Lorsque Spencer, alors journaliste, héritier du radicalisme politique et du libéralisme religieux, commença décrire pour gagner sa vie, il se préoccupa d’abord, et uniquement, de la discipline de l’Etat, cherchant à déterminer dans ses articles la Sphère propre du gouvernement.

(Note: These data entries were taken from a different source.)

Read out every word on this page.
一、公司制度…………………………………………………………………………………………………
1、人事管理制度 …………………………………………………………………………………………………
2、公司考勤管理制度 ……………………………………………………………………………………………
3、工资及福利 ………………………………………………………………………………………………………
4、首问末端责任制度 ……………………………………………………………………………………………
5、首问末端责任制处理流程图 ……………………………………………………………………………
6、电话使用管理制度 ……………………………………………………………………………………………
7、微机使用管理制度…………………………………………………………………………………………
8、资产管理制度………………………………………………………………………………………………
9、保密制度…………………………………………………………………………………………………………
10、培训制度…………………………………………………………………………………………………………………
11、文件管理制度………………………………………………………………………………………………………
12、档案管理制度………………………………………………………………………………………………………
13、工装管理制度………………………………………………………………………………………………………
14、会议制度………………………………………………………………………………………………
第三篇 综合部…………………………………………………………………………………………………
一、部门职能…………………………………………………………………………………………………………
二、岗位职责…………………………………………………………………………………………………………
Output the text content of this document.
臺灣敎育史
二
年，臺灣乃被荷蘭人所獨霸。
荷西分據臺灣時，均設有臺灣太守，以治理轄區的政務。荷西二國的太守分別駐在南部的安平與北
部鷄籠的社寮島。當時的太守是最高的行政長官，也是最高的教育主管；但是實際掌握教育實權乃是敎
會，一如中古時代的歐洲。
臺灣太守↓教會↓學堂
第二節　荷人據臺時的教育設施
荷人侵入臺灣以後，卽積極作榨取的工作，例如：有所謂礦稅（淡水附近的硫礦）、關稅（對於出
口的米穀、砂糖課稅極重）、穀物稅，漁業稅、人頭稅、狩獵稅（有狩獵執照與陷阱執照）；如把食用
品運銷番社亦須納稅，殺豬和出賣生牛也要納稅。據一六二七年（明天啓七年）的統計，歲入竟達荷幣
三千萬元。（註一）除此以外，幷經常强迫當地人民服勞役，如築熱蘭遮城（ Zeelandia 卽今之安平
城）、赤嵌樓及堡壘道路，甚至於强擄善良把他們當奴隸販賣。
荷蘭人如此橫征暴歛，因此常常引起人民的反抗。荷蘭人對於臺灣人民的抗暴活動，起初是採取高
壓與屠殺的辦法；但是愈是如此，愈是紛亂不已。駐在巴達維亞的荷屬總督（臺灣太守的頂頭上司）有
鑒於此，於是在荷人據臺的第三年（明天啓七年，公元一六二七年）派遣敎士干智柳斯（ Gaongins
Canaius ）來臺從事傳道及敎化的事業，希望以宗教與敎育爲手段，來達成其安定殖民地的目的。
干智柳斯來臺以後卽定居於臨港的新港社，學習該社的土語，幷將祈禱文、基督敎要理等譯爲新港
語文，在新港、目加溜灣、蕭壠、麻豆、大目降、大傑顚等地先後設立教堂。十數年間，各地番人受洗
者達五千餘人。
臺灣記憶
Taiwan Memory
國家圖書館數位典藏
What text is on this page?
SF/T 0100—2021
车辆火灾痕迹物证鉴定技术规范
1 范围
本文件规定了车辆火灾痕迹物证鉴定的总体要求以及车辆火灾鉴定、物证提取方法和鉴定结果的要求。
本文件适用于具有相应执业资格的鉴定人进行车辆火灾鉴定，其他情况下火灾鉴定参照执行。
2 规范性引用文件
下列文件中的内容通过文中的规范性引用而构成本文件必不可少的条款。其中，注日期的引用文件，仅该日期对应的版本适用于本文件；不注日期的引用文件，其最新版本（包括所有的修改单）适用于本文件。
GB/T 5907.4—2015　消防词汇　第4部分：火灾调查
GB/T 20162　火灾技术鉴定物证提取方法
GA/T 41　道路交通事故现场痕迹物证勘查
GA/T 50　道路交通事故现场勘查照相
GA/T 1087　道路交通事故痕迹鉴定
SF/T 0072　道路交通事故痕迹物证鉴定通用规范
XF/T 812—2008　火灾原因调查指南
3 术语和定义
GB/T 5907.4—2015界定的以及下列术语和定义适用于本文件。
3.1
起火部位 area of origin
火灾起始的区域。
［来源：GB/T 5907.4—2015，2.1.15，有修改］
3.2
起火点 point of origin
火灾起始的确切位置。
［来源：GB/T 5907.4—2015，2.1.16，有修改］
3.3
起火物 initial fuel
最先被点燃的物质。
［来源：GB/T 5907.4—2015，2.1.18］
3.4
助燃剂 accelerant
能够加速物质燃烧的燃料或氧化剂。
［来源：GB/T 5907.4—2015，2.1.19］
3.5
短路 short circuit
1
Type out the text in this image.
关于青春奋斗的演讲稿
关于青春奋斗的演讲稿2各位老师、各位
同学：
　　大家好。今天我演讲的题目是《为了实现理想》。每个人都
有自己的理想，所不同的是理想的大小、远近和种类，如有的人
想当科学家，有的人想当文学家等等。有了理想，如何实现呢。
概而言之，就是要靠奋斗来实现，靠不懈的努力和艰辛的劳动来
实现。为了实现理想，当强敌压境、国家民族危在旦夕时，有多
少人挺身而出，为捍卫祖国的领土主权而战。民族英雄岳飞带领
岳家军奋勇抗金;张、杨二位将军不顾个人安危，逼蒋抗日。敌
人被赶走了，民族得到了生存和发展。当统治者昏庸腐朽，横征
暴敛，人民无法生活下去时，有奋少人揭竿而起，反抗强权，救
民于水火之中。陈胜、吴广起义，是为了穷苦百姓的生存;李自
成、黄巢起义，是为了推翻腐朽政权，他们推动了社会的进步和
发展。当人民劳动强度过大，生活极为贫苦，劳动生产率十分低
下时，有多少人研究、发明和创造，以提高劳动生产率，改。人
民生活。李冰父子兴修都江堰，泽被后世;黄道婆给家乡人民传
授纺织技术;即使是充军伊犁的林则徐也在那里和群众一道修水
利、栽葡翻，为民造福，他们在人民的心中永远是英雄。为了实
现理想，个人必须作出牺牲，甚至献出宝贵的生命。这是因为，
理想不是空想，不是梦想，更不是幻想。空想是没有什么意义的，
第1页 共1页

Son premier grand ouvrage, — la Statique sociale, — reprend cette question, qui l’intéresse entre toutes, du fondement théorique du gouvernement. Et cet ouvrage contient tous les autres ; il en est la source et la clarté, ébauche heureuse de toute la doctrine. Déjà il semble à Spencer que « les évolutions organiques sociales obéissent à la même loi, » et si avec l’Age, la réflexion, et les déboires de l’expérience, il doit en venir à modifier le détail de sa pensée et surtout à atténuer sa tendance radicale, il ne fera que fortifier cette « croyance dominante aux évolutions de l’homme et de la société, » qui fut sa première inspiration. Dans les Essais qui suivent, il étudie les Manières et la Mode (1854), puis le Progrès, ses causes (1857).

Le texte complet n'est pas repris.